Under this model of Medicaid reform, the worst-case scenario would bring the $7,000 yearly federal and state expenditure down to $5,000 for every person covered. For younger, healthier patients covered by the program, costs would be considerably lower.
This model, which uses low cost, high deductible plans with the safety net of a private Health Savings Account, reduces costs to the taxpayer. It offers accountability by limiting HSA use for qualified medical expenses.
It protects vulnerable patients from financial disaster during years when they need expensive medical care while lowering costs during “healthy” years instead of mandating ever-expanding Medicaid funding. It restores healthcare decision-making to patients and families with the guidance of their doctors instead of relegating these choices to a faceless “Treatment Authorization Request” form or government employee with the power to interfere in the most private of decisions…those involving our health.
Most important to me as a doctor whose rural practice was destroyed by the frustrating, unsustainable bureaucracy known as Medi-Cal, this model for reform increases quality healthcare access for those with few other options.
I sustained a personal and professional loss when I was forced to stop providing services as the only breast cancer surgery specialist in a 70-mile radius in central California who still accepted Medi-Cal. I could no longer afford the $10,000-$15,000 monthly hemorrhage related to reimbursement so low it would be cheaper to close my office doors.

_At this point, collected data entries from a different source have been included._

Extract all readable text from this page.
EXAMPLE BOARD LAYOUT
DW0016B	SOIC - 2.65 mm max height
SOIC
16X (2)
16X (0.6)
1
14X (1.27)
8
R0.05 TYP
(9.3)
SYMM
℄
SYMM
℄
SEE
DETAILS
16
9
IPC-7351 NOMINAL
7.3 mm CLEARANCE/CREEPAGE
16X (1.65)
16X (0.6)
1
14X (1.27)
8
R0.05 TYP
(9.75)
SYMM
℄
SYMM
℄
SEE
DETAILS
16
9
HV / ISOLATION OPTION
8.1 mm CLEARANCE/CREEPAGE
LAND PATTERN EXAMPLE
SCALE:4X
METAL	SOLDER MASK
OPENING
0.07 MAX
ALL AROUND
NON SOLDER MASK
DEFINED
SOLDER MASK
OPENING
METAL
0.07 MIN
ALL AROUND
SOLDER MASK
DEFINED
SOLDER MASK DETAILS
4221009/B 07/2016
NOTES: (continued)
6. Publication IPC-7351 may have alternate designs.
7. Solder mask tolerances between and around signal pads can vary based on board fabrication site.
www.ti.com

My own loss is nothing compared with what the women who will be diagnosed with breast cancer in my community will face. “Coverage” with a government-funded “insurance plan” for them offers no coverage, after all.
The stakes are high in the national healthcare reform debate. But the rewards of improving the way we approach care for those without resources are great. I hope our legislators are listening; my patients surely are.
Dr. Halderman is a Board-Certified General Surgeon practicing in rural central California.